A new study by Green Audit has looked at health in the descendants of members of BNTVA (British Nuclear Test Veterans' Association). BNTVA's members are ex-servicemen who, in the 1950s and '60s, were deliberately exposed to radiation from test firings of nuclear bombs in Australia and at Christmas Island.
Veterans' children and grandchildren were studied for miscarriages, stillbirth, infant mortality, congenital illnesses and cancer. Rates found were compared with national statistics and with the descendants of unexposed controls.
The findings are a challenge to conventional estimates of the health impact of radiation, because high levels of miscarriages, stillbirths and congenital conditions were found, though cancer was not greatly elevated.
None of the results correlates with "doses" recorded by the radiation film badge monitors that some of the servicemen were given to wear during the tests. Neither do the findings correlate with attendance at actual explosions, as the genetic damage is present in the descendants of men who served on test sites only between tests. These men were nevertheless exposed to fallout inhalation hazards. These two considerations strongly suggest that the cause of the health problems is chronic internal radiation, rather than acute external irradiation from the explosions themselves.

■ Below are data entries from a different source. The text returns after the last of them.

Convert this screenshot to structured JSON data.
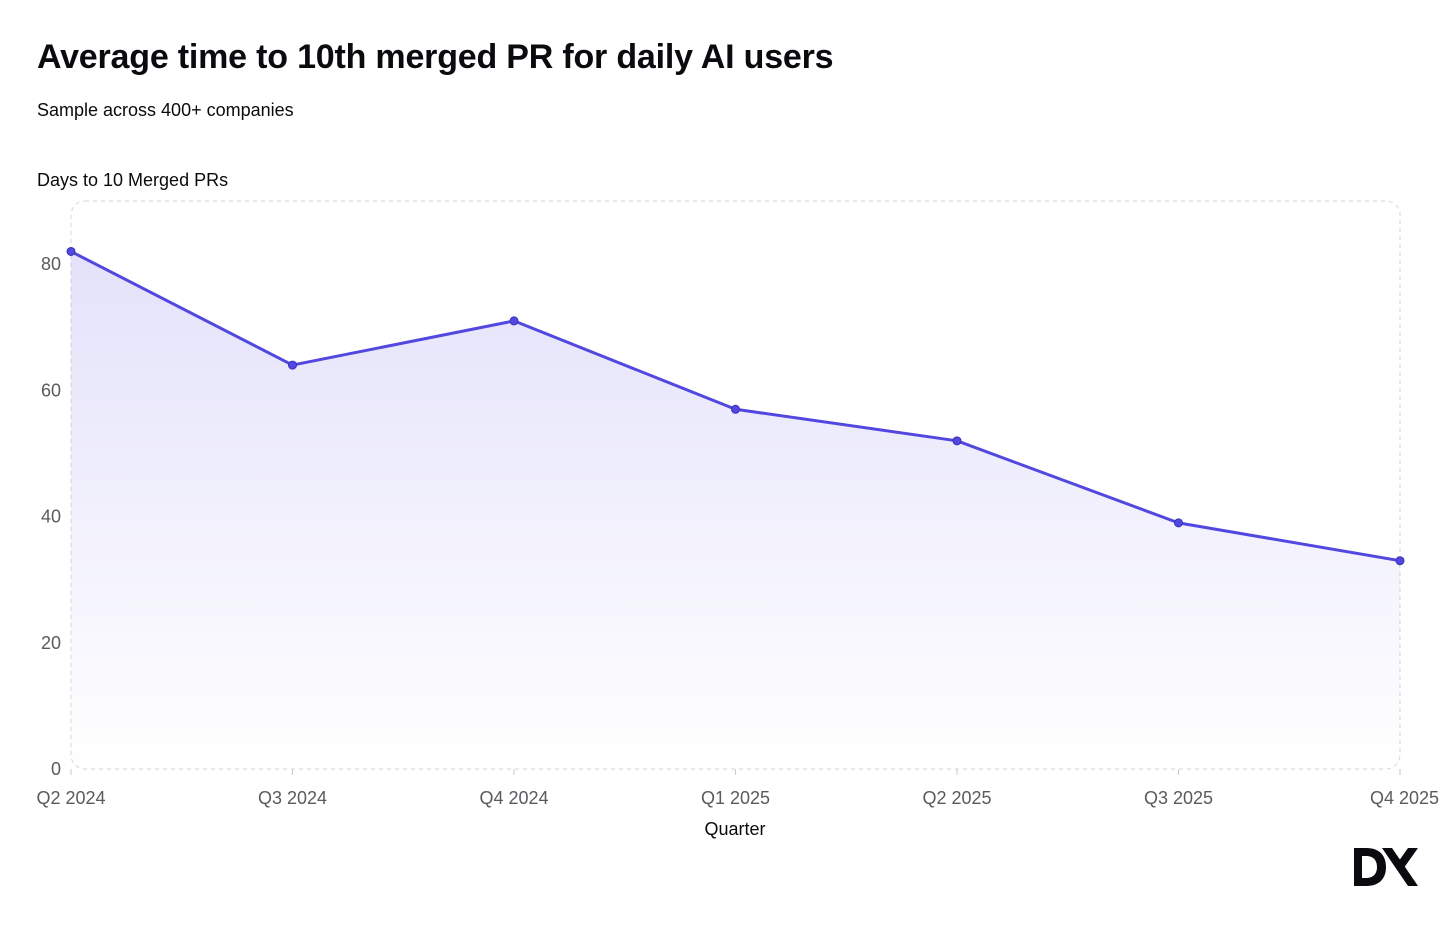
{
  "chart_data": {
    "type": "area",
    "title": "Average time to 10th merged PR for daily AI users",
    "subtitle": "Sample across 400+ companies",
    "ylabel": "Days to 10 Merged PRs",
    "xlabel": "Quarter",
    "categories": [
      "Q2 2024",
      "Q3 2024",
      "Q4 2024",
      "Q1 2025",
      "Q2 2025",
      "Q3 2025",
      "Q4 2025"
    ],
    "series": [
      {
        "values": [
          82,
          64,
          71,
          57,
          52,
          39,
          33
        ]
      }
    ],
    "ylim": [
      0,
      90
    ],
    "yticks": [
      0,
      20,
      40,
      60,
      80
    ],
    "grid": false,
    "line_color": "#5248e0",
    "fill_color": "#5248e0"
  },
  "branding": {
    "logo_text": "DX"
  }
}
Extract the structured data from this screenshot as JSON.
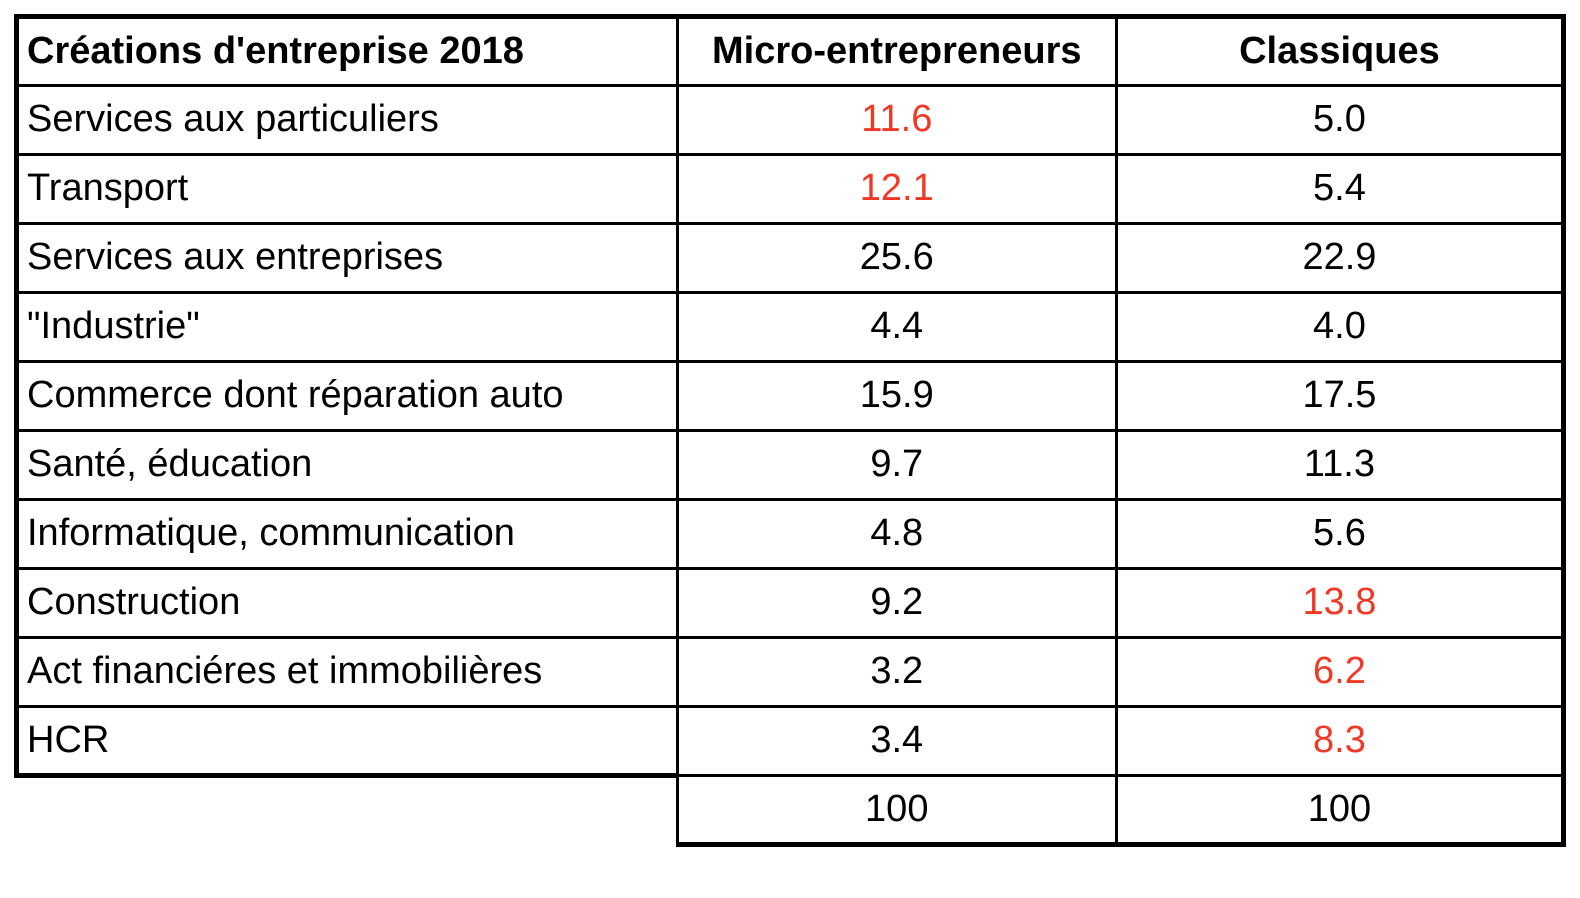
{
  "table": {
    "title": "Créations d'entreprise 2018",
    "columns": [
      {
        "label": "Créations d'entreprise 2018"
      },
      {
        "label": "Micro-entrepreneurs"
      },
      {
        "label": "Classiques"
      }
    ],
    "rows": [
      {
        "label": "Services aux particuliers",
        "micro": {
          "value": "11.6",
          "highlight": true
        },
        "classiques": {
          "value": "5.0",
          "highlight": false
        }
      },
      {
        "label": "Transport",
        "micro": {
          "value": "12.1",
          "highlight": true
        },
        "classiques": {
          "value": "5.4",
          "highlight": false
        }
      },
      {
        "label": "Services aux entreprises",
        "micro": {
          "value": "25.6",
          "highlight": false
        },
        "classiques": {
          "value": "22.9",
          "highlight": false
        }
      },
      {
        "label": "\"Industrie\"",
        "micro": {
          "value": "4.4",
          "highlight": false
        },
        "classiques": {
          "value": "4.0",
          "highlight": false
        }
      },
      {
        "label": "Commerce dont réparation auto",
        "micro": {
          "value": "15.9",
          "highlight": false
        },
        "classiques": {
          "value": "17.5",
          "highlight": false
        }
      },
      {
        "label": "Santé, éducation",
        "micro": {
          "value": "9.7",
          "highlight": false
        },
        "classiques": {
          "value": "11.3",
          "highlight": false
        }
      },
      {
        "label": "Informatique, communication",
        "micro": {
          "value": "4.8",
          "highlight": false
        },
        "classiques": {
          "value": "5.6",
          "highlight": false
        }
      },
      {
        "label": "Construction",
        "micro": {
          "value": "9.2",
          "highlight": false
        },
        "classiques": {
          "value": "13.8",
          "highlight": true
        }
      },
      {
        "label": "Act financiéres et immobilières",
        "micro": {
          "value": "3.2",
          "highlight": false
        },
        "classiques": {
          "value": "6.2",
          "highlight": true
        }
      },
      {
        "label": "HCR",
        "micro": {
          "value": "3.4",
          "highlight": false
        },
        "classiques": {
          "value": "8.3",
          "highlight": true
        }
      }
    ],
    "totals": {
      "micro": "100",
      "classiques": "100"
    }
  },
  "colors": {
    "highlight_red": "#EF3825",
    "text": "#000000",
    "border": "#000000",
    "background": "#FFFFFF"
  },
  "chart_data": {
    "type": "table",
    "title": "Créations d'entreprise 2018",
    "categories": [
      "Services aux particuliers",
      "Transport",
      "Services aux entreprises",
      "\"Industrie\"",
      "Commerce dont réparation auto",
      "Santé, éducation",
      "Informatique, communication",
      "Construction",
      "Act financiéres et immobilières",
      "HCR"
    ],
    "series": [
      {
        "name": "Micro-entrepreneurs",
        "values": [
          11.6,
          12.1,
          25.6,
          4.4,
          15.9,
          9.7,
          4.8,
          9.2,
          3.2,
          3.4
        ],
        "total": 100,
        "highlighted_values": [
          11.6,
          12.1
        ]
      },
      {
        "name": "Classiques",
        "values": [
          5.0,
          5.4,
          22.9,
          4.0,
          17.5,
          11.3,
          5.6,
          13.8,
          6.2,
          8.3
        ],
        "total": 100,
        "highlighted_values": [
          13.8,
          6.2,
          8.3
        ]
      }
    ],
    "units": "percent",
    "notes": "Highlighted values rendered in red"
  }
}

The findings confirm and extend earlier research by other workers and point to a need for reanalysis of a 1999 BNTVA database currently held by the University of Dundee.
The Green Audit paper can be downloaded from here (right click the link to download, left click to view).
A study published in May 2007 found a striking rate of genetic damage in New Zealand Navy veterans exposed to fallout from the Grapple series of tests. See this randomly selected article (it's from a Utah paper)or this UK Daily Mail article.
The New Zealand Navy veterans' study can be downloaded from this New Zealand site (right click the link to download, left click to view).
or from the Low Level Radiation Campaign site
Reports of an impact in Peru on 15th September (see e.g. The Guardian) have attributed the incident to a meteorite and a spy satellite. We have no view on which is correct, but we note reports of hundreds of local residents and emergency service people being ill with "radiation sickness". Officials are said to be checking for radiation.
If the origin of any radiation were indeed a satellite's Plutonium 238 power source, as has been alleged, the Plutonium will be hard to find. The failure of the United Nations Environment Programme in an ultimately useless check for Uranium in the Lebanon last year is instructive. Contamination with Plutonium or Uranium requires specialist equipment and specific techniques if isotopes which are almost entirely alpha emitters are to be detected. Geiger counters will not suffice. UNEP did not employ appropriate methods in the Lebanon, though Green Audit did, and provided samples which independent laboratories confirmed contained enriched Uranium. We doubt that Peruvian officials will use appropriate methods in the present case.